Anyway, let’s look at some of what I’ve produced. This is something I produced from a batt of Grafton Fibers, although I couldn’t tell you what the colorway is. It’s a slightly deeper orange than the picture shows. I span this over a period of time, so if you look at different stretches of the singles, it shows a tighter and tighter spin. I was focusing on the sock yarn goal when I worked on this, but I’m not sure I met my goal. There should be enough, but it’s not, in my opinion, tightly spun enough to give sufficient resistance to abrasion. I may end up using it for something different.
I continued to work with the Grafton fibers orange, but then I plied it with some yellow and red Coopworth that I picked up at the VAS&W festival. I was less pleased with the texture and more pleased with the color combo of the yellow, not so much with the red. I have a little bit more of the orange waiting for me to do something with it, but I think I need to find more yellow to ply it with, since I ran out of what I had.
Next, I had another batt from Grafton Fibers that is nicely purply and green, but considerably more dark than I had realized when I ordered it. There are always penalties to buying based on what you see on the monitor, and this was darker than I really wanted, but it was still nice to experiment with. As a test, in order to mitigate the darkness of it, I plied it with the gray Shetland that I am using to spin for a sweater. I had extra, and this was the end of a bobbin that I wanted to empty. It worked rather better than I expected. The gray lightened up the black beautifully so that you can see the purples and greens a bit better. I’ll be interested in seeing what it ends up becoming.
A somewhat longterm project that I’ve been working on is (once again) some Shetland that I used to practice my drop spindling skills. I was rather inconsistent in working on it, but it nevertheless came out okay. It was considerably more fuzzy and neppy than I really liked, but I wasn’t overly fussy. Anyway, here you have three different plies, 4-ply, 3-ply, and 2-ply respectively, all from the spindle. I truthfully find little difference in the 4 and 3-ply, but the 2-ply is perceptibly thinner and flatter. I’m beginning to realize that when I am plying, the 2-ply is somewhat, mmm…, uninteresting, compared to the 3-ply and up. That makes me want to try a cabled yarn something fierce.
Next I did a sample of Dorset sheep that came out very nicely. I was very pleased with how it looked and felt, though I wouldn’t recommend for something against the skin. It span rather fine and chain-plied nicely. I liked the look and feel of it. It definitely tempts me to get some more of this breed, but I think there are others to try before I get into them any more.
Right now, I am trying to spin some silk to make something that is both 3-ply and somewhere in between laceweight and fingering weight. I picked up the Tussah silk from Shadeyside Farm at the Maryland S&W Festival two years ago, and have finally gotten around to spinning it. It is responding very nicely to my attempts to spin fine, and I don’t know if that is me or the fiber.

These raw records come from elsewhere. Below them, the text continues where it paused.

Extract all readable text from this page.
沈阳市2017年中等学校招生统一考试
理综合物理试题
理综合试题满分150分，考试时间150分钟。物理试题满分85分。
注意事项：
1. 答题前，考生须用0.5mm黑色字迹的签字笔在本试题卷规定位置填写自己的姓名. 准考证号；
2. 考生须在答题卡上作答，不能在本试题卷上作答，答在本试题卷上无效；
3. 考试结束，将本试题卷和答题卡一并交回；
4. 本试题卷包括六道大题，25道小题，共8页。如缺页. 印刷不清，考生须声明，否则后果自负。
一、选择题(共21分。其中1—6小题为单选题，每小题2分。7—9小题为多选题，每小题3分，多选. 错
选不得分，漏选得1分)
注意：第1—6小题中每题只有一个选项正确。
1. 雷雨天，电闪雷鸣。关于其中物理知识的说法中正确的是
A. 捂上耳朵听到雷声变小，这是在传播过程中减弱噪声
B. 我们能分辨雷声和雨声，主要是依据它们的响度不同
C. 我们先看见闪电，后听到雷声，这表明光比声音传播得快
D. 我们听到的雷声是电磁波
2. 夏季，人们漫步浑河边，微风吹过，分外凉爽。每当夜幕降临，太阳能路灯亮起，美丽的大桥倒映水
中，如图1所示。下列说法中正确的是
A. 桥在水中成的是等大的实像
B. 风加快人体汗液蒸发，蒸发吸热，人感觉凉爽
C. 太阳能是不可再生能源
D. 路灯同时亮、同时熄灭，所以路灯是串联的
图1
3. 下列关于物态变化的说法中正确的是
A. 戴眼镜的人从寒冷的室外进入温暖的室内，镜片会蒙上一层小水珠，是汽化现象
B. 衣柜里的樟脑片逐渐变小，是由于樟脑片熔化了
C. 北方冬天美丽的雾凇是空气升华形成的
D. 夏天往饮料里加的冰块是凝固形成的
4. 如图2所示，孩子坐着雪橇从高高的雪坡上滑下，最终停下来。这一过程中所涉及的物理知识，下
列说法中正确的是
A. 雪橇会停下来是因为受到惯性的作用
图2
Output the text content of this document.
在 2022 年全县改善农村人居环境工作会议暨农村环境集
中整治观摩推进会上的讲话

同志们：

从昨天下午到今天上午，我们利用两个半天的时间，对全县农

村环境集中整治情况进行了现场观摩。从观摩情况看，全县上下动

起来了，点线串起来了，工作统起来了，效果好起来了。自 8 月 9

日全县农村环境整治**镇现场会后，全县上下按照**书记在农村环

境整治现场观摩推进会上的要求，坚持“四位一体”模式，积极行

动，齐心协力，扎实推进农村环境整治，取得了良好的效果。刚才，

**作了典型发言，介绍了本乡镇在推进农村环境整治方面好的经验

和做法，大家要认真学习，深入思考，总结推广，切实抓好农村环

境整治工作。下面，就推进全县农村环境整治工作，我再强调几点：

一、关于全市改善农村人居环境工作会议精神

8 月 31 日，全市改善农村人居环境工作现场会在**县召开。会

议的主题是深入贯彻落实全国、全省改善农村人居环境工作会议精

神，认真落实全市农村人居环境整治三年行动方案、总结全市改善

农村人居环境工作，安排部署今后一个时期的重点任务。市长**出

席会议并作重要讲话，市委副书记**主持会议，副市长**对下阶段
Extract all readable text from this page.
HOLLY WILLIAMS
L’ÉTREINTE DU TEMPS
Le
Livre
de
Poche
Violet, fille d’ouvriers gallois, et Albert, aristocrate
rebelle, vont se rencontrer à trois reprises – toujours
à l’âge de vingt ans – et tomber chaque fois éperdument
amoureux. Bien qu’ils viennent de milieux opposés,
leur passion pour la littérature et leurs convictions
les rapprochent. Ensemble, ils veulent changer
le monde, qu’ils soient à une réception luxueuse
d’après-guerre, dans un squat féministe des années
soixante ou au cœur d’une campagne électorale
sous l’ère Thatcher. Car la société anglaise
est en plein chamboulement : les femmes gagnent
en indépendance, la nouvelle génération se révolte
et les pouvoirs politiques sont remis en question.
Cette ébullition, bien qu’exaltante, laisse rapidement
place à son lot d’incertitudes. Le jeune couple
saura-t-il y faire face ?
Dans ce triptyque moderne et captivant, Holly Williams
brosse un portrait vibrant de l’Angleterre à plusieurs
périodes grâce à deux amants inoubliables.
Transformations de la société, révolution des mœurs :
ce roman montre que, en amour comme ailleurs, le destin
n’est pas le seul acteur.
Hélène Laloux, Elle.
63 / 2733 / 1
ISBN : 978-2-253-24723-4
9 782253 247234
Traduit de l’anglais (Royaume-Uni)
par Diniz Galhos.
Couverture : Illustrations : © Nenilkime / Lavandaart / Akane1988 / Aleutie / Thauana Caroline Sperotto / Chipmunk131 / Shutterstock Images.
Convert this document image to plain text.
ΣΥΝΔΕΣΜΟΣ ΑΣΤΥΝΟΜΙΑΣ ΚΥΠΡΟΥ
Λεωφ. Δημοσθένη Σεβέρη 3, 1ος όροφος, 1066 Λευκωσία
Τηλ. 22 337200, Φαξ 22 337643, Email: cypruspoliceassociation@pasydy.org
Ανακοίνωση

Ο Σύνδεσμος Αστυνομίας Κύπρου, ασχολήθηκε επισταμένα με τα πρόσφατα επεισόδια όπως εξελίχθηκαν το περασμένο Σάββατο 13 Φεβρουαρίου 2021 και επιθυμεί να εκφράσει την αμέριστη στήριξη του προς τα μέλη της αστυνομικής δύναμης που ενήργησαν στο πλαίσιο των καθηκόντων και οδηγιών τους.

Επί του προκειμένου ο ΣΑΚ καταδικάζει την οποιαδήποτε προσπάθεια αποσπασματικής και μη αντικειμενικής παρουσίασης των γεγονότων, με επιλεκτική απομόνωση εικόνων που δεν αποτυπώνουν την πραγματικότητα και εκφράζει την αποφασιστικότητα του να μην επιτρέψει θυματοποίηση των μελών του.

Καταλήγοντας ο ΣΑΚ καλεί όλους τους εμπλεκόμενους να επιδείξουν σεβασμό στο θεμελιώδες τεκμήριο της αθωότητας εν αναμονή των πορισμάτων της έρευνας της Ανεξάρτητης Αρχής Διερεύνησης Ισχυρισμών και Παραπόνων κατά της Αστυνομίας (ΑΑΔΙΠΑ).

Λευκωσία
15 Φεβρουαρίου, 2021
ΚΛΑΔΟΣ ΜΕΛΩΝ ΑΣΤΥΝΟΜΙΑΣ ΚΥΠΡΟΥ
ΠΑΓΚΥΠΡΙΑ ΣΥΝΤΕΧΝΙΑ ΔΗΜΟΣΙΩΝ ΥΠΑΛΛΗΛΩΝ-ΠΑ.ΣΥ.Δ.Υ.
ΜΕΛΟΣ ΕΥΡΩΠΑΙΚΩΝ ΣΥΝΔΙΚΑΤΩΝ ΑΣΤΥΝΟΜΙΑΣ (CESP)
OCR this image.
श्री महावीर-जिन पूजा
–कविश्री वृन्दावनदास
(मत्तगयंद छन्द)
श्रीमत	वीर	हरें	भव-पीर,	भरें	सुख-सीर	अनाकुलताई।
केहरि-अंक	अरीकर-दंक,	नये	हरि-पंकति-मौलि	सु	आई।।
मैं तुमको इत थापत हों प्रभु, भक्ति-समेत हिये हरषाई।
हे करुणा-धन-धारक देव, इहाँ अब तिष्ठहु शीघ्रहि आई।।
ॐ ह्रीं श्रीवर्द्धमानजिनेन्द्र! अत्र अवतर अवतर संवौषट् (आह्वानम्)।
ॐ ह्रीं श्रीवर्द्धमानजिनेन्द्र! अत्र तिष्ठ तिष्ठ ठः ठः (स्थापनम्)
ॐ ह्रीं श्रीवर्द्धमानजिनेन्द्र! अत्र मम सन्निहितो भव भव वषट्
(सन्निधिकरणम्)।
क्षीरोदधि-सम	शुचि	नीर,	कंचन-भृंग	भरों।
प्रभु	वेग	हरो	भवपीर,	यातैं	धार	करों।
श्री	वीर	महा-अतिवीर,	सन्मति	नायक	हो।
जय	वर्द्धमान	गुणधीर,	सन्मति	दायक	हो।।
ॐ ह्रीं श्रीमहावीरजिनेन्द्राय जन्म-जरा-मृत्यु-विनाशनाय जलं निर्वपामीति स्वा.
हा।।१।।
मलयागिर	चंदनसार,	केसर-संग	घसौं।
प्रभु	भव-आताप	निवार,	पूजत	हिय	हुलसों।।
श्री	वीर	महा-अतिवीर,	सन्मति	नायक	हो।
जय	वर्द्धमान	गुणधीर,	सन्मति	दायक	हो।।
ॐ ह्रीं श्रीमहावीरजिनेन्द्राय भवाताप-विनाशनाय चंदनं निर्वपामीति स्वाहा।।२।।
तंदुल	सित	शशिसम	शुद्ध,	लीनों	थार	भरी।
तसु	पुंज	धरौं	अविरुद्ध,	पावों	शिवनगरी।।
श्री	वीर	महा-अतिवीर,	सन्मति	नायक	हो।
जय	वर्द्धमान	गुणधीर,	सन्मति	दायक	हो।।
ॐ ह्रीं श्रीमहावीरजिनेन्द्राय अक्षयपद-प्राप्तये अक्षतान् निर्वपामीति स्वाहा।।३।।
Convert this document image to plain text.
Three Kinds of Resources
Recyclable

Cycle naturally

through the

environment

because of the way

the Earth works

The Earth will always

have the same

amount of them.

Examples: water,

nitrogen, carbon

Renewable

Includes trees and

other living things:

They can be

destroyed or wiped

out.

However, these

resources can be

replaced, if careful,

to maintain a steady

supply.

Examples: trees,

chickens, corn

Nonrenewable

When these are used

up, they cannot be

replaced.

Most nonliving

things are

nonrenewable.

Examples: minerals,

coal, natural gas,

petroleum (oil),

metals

It certainly feels very different than wool does.
In the meantime , I have several other fibers waiting for me, such as Teesdale sheep, alpaca, both from a first year and an adult, and a few other sheep breeds that I can’t think of off the top of my head. As the sun shines longer, I want to spin and craft even more. Hopefully, I’ll achieve even more this year than last.
What next? Not sure, but there has been progress in every craft, at least a little bit.